Al calor de la crisis económica y social, se ha despertado entre la ciudadanía un fuerte cuestionamiento del sistema de representación política propio de nuestra democracia parlamentaria.
Por un lado, cunde la sensación de que los parlamentos y los propios gobiernos son incapaces de articular medidas de respuesta a las circunstancias, o de que, directamente, se limitan a sincronizar sus agendas con las exigencias de las corrientes financieras y las superestructuras que determinan las prioridades macroeconómicas del momento (básicamente centradas en la reducción del déficit, la extensión de las reglas de mercado a todos los ámbitos y la minoración de la esfera pública al mínimo indispensable). Las instituciones de las que nos hemos dotado en nuestra arquitectura constitucional parecen, de este modo, vacías de contenido o, peor aún, sometidas, incluso por convencimiento propio, a fuerzas ajenas al interés de la mayoría que predeterminan las decisiones. Por otro lado, la pérdida de calidad en el funcionamiento de los poderes públicos o, directamente, su deriva arbitraria, desdibujan el sueño democrático, que ya no necesariamente conduce a un sistema virtuoso de equilibrio de poderes (los checks and balances teorizados por el constitucionalismo anglosajón), de respeto de los derechos de los ciudadanos y de refuerzo de la fluidez entre representantes y representados, sino que puede degenerar en democracias de dudosa consistencia como tales, desde la Rusia autoritaria de Putin a los presidencialismos caudillistas, pasando por otras experiencias desalentadoras de abuso inicuo de la mayoría absoluta, como el que realiza Víctor Oban en Hungría (bajo alertas escasamente efectivas de la Unión Europea) o, como no subrayarlo, el propio Gobierno de España (29 decretos-ley en 2012 hablan por sí solos de la supeditación del poder legislativo al ejecutivo).

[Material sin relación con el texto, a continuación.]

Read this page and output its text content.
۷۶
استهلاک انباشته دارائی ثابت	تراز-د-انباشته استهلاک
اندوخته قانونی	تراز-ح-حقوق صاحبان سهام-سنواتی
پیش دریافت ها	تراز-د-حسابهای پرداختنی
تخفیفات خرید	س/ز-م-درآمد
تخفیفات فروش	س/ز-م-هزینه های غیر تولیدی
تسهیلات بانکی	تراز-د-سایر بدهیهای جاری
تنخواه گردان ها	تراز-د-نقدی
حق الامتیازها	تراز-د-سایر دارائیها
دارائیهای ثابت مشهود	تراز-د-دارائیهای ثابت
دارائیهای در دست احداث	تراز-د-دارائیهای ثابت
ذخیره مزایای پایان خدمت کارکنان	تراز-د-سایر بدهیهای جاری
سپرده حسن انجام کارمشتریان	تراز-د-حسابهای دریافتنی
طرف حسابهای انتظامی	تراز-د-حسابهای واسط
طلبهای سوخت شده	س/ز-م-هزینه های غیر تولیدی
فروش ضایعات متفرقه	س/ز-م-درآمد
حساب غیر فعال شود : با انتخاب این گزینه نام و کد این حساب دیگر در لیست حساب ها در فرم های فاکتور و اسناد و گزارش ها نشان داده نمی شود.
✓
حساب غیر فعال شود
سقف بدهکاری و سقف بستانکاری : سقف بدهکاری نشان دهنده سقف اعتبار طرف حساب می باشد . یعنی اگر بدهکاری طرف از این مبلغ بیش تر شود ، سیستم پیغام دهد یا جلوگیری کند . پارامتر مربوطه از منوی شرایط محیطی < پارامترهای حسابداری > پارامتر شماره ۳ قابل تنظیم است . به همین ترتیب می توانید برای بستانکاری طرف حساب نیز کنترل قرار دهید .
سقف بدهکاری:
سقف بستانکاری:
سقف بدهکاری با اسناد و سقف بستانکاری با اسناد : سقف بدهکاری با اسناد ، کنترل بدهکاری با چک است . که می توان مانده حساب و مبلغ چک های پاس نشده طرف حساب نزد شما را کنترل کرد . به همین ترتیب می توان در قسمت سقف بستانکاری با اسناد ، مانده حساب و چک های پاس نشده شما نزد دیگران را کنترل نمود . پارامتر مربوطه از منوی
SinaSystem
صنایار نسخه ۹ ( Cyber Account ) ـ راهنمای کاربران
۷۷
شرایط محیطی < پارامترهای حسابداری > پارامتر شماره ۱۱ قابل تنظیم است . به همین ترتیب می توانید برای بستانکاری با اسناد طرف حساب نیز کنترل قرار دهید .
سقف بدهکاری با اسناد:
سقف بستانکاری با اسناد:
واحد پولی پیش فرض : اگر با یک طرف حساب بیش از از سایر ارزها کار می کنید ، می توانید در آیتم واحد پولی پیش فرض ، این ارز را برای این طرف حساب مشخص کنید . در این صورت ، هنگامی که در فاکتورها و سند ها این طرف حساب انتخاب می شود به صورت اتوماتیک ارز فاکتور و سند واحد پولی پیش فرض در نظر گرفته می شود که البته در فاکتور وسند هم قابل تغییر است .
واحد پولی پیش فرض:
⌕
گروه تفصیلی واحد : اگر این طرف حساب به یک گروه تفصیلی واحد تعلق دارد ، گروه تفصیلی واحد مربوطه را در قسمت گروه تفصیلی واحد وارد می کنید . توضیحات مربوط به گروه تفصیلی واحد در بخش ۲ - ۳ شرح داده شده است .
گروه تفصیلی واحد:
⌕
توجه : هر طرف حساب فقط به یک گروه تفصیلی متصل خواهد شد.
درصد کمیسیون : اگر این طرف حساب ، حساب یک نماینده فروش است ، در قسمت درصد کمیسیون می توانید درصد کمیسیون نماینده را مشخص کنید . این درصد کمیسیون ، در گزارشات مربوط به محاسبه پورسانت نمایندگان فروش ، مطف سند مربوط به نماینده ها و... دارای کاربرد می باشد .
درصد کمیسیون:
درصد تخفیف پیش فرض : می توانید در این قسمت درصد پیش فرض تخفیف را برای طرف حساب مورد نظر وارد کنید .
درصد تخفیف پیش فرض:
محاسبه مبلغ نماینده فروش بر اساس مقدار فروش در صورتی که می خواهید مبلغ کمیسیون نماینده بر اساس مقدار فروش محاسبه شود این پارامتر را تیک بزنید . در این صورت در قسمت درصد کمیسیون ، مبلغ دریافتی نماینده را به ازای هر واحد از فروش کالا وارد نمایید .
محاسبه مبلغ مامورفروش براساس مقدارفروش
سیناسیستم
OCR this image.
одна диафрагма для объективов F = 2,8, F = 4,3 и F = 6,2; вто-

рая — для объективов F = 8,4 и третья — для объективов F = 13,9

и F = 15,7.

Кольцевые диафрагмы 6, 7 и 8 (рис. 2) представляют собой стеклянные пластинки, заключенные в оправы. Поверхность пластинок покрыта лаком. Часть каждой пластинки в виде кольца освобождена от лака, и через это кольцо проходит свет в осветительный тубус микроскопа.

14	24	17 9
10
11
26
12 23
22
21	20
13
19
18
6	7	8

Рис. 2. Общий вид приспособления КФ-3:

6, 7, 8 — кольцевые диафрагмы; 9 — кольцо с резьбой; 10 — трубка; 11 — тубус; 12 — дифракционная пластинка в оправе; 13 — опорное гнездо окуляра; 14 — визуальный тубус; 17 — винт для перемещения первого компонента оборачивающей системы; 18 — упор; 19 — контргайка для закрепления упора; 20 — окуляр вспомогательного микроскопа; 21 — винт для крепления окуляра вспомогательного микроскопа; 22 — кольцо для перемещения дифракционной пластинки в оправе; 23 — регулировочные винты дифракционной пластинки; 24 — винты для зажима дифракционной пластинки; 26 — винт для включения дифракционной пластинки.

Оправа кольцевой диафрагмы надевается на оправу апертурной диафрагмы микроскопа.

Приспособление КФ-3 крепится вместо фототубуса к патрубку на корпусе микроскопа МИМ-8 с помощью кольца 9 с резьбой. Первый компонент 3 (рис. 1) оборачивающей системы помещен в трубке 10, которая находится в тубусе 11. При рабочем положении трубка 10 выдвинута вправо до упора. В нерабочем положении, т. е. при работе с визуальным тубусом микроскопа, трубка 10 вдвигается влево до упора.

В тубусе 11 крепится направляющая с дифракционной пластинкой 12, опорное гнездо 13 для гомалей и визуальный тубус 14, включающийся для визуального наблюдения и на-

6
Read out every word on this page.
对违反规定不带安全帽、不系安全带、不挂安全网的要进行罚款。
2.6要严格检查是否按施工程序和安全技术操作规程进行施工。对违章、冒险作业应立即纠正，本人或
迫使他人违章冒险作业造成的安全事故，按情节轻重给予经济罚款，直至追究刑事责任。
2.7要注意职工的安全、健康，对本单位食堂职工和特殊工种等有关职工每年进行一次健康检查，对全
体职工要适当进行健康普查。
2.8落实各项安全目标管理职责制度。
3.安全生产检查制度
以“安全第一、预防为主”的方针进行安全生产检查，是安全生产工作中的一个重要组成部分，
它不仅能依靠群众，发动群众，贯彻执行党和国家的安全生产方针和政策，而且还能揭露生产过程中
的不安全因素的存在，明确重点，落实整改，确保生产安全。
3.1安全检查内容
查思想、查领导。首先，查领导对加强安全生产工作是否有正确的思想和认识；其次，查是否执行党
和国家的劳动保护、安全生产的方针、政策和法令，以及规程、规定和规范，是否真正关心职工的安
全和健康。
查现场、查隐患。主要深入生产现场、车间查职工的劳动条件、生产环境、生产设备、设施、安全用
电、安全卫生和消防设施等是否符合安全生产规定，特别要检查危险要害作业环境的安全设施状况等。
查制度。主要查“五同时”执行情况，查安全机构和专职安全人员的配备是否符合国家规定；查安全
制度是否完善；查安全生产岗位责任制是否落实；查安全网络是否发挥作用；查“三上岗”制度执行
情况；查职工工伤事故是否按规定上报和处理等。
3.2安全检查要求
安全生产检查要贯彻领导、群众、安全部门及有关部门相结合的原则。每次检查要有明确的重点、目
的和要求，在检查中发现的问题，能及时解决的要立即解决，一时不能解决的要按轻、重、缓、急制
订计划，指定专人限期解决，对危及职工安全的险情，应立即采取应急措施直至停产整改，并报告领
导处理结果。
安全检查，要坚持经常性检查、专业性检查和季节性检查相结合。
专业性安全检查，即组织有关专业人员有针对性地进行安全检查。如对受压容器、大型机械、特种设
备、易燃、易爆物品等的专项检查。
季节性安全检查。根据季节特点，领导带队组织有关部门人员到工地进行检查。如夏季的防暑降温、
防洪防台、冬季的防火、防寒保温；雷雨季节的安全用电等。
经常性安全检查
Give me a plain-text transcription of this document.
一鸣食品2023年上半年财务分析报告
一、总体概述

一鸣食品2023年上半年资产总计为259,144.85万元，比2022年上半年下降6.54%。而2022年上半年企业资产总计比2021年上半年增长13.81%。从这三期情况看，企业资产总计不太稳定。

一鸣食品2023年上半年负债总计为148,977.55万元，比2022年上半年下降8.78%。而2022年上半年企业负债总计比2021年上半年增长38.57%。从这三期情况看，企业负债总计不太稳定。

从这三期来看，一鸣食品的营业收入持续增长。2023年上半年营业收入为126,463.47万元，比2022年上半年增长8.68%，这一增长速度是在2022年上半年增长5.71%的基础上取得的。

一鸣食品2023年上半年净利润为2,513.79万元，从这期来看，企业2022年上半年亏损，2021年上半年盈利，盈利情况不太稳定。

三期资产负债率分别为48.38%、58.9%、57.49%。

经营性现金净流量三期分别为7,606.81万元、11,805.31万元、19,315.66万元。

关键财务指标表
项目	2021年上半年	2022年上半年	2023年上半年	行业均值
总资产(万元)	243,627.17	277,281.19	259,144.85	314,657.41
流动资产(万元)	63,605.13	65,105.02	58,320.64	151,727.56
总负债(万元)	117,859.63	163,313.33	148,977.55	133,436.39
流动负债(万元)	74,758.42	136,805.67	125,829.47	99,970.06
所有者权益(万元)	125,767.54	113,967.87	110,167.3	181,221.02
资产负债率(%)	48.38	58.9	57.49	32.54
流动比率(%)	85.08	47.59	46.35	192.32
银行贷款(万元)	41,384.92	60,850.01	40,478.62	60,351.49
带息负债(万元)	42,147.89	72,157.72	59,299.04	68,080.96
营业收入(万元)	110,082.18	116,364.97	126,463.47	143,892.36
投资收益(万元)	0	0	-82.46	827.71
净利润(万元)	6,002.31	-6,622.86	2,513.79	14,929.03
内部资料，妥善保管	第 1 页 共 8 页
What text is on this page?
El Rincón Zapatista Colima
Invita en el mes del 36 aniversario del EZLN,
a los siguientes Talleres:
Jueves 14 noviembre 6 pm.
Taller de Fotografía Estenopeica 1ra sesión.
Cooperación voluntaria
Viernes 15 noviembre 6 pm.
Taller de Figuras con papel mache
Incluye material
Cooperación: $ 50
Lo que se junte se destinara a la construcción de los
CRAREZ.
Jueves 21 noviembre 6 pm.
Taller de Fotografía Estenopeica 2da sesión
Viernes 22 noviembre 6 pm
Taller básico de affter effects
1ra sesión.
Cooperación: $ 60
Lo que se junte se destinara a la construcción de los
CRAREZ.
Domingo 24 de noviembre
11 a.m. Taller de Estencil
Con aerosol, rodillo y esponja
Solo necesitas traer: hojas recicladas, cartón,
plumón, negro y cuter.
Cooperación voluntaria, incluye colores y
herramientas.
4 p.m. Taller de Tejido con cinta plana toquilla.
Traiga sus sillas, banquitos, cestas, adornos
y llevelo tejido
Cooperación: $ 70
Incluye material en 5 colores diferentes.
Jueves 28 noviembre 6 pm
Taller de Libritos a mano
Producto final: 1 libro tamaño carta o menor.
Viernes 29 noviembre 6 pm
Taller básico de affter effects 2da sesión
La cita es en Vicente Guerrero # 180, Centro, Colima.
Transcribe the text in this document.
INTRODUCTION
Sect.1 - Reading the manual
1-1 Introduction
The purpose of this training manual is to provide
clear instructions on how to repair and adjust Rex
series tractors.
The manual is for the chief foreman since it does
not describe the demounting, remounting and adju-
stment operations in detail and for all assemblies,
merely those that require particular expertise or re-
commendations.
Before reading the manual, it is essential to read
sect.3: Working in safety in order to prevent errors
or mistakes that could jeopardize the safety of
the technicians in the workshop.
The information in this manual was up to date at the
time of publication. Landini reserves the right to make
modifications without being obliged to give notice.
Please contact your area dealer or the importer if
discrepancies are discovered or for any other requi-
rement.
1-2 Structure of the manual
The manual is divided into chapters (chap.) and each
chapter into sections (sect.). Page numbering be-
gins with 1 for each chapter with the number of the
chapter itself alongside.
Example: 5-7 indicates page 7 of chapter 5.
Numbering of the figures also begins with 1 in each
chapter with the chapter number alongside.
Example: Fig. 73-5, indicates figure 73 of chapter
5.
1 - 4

Puede que el paradigma de la democracia parlamentaria esté entrando en una grave crisis, aunque no sería la primera de la que sale, modificado y revisado, pero indemne en lo sustancial.
«Estamos en tiempos de cambio en los que es legítimo cuestionarlo todo o casi todo, y el parlamentarismo corre el riesgo de degradación irreparable si no se afronta la mejora de nuestro sistema de representación»
Lo inquietante de las experiencias pasadas es que la crítica al parlamentarismo fue sustento de los totalitarismos más feroces y de dictaduras de amargo recuerdo y es difícil tener la completa seguridad de que no vaya a ser así, aunque quizá no con el mismo grado de dramatismo, esta vez. Si la alternativa a la democracia parlamentaria son fulgurantes experimentos incapaces de hacerse una idea cabal del significado de la responsabilidad política (con el ejemplo más llamativo de Beppe Grillo, dispuesto a hacer fracasar cualquier alternativa al resistente berlusconismo), el populismo que introduce el sensacionalismo o la política-espectáculo en el corazón de las instituciones, el asamblearismo que vive en ensoñaciones impracticables de democracia en tiempo real (como si no se requiriesen personas que temporalmente se dediquen a la cosa pública) o un neoconservadurismo dispuesto a tomarse la revancha en el terreno perdido (el de la igualdad, la descentralización o la libertad individual), quizá acabemos echando de menos la aburrida estabilidad del sistema parlamentario de las últimas décadas previas a la crisis.
No obstante, tan peligroso como dejarse abandonar al escepticismo o echar por tierra la trayectoria histórica del sistema parlamentario, sería enrocarse en su propia dinámica, como si sus liturgias fuesen antídoto suficiente, sin apreciar que muchas de las críticas que se formulan están cargadas de sentido y propiciando un aislamiento que en nada ayudaría a su supervivencia. Estamos en tiempos de cambio en los que es legítimo cuestionarlo todo o casi todo, y el parlamentarismo corre el riesgo de degradación irreparable si no se afronta la mejora de nuestro sistema de representación, la consideración de la conciencia cívica como actor político fundamental, la promoción de las formas de participación directa en los asuntos públicos y el profundo reajuste de los partidos políticos para que cumplan adecuadamente su función constitucional.